The election of Margaret M. Morrow last week as the first woman president of the State Bar of California has been hailed with the usual talk of "firsts" and of glass ceilings being broken. But Morrow's election, on the eve of hearings on the nomination of Ruth Bader Ginsburg to become the second woman justice on the U.S. Supreme Court, brings into the spotlight not just the success of two extraordinary women lawyers but the collective weight of a growing number of women in law. Their concerns about the practice of law and about the letter of the law as it affects women are now front-burner issues inside the profession as well as outside.

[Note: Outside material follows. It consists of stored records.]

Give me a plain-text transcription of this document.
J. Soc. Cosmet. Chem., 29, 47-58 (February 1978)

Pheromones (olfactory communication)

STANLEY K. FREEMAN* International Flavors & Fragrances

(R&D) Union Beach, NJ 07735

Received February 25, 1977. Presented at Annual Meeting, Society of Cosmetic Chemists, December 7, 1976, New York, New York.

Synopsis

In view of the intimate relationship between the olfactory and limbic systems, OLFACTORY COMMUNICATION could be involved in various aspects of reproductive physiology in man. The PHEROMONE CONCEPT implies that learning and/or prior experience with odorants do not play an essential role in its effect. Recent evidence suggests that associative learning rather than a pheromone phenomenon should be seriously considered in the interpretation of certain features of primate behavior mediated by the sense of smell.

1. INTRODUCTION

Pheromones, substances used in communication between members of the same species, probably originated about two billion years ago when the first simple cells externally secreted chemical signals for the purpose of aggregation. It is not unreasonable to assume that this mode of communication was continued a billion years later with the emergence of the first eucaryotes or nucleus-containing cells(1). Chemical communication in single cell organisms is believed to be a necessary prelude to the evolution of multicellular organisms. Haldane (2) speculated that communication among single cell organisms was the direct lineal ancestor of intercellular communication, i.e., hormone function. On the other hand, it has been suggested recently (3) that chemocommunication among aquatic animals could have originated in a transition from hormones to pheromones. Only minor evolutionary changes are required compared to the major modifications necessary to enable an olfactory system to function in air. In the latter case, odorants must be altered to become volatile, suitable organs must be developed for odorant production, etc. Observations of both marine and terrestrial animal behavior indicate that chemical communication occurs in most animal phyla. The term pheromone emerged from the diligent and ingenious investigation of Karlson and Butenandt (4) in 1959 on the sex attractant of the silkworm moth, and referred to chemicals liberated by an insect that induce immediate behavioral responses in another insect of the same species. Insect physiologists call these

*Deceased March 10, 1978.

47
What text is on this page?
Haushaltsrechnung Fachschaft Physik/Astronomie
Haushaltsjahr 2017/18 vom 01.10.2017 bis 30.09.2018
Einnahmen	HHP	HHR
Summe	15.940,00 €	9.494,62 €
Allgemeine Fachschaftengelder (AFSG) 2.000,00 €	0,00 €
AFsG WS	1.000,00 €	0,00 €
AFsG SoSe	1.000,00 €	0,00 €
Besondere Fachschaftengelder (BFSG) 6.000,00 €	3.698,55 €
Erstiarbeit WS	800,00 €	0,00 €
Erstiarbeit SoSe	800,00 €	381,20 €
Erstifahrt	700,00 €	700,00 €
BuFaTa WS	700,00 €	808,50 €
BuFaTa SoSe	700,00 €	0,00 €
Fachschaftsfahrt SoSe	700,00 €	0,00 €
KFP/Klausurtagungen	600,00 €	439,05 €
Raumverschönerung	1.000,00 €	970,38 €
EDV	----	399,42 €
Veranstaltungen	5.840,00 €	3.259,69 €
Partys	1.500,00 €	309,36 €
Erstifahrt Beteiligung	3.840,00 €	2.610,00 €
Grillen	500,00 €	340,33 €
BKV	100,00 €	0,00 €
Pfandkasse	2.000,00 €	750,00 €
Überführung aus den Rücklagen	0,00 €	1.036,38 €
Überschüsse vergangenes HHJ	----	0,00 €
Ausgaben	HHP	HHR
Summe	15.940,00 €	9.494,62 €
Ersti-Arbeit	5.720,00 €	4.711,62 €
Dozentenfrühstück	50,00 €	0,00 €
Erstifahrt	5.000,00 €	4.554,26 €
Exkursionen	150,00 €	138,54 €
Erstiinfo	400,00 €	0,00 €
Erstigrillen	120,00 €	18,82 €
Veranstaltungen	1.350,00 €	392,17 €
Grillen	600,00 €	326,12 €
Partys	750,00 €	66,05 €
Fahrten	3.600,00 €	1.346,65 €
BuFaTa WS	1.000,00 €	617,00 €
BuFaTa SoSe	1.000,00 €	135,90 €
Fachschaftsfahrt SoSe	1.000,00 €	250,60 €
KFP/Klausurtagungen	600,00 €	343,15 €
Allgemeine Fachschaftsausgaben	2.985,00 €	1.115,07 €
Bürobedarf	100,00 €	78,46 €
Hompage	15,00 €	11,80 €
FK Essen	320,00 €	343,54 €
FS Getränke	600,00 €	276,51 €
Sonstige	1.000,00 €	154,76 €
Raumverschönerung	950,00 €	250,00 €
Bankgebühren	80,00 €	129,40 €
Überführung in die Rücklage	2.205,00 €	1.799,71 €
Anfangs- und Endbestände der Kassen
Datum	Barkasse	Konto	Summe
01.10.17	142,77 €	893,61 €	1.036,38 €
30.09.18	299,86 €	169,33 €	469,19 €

Morrow, 42, is a Los Angeles appellate attorney and former president of the Los Angeles County Bar Assn. She was elected to head the State Bar by the most sweeping victory in recent memory and will take office Oct. 10. Among her priorities as president will be encouraging efforts to settle disputes out of court.
Her election to lead the state's 137,000 lawyers is indeed noteworthy because of her gender. Long a hidebound organization in a hidebound profession, the State Bar was founded in 1927, but because relatively few women were admitted to law school until recent decades few were eligible to join the bar. Now women make up 26% of the bar's members, and law school enrollments indicate that this percentage will grow in coming years.
These women are raising concerns about the quality of their work life that are very different from those of their older male colleagues. Like Morrow, many try to combine "a heavy professional schedule and . . . roles as a wife and mother." But they are increasingly voicing frustration with that balancing act and are enlisting their profession in the search for new work arrangements that allow them to be both successful lawyers and involved parents.
The presence of women also has pushed the substance of the law in new directions. Both as a lawyer and as a judge, Ginsburg, for example, has systematically--and successfully--challenged the legal foundation for gender-based discrimination that was once pervasive in state and federal jurisprudence.
Other women (and indeed men) have begun to document gender bias in the daily operation of courts, law firms and other legal institutions. And still others now argue that the law should recognize--and protect--the unique status of women in such issues as childbearing.
Against this background, Margaret Morrow's election and Ruth Ginsburg's likely confirmation are not just capstones on the careers of two talented women lawyers; their rise represents the emerging force of a critical mass of women.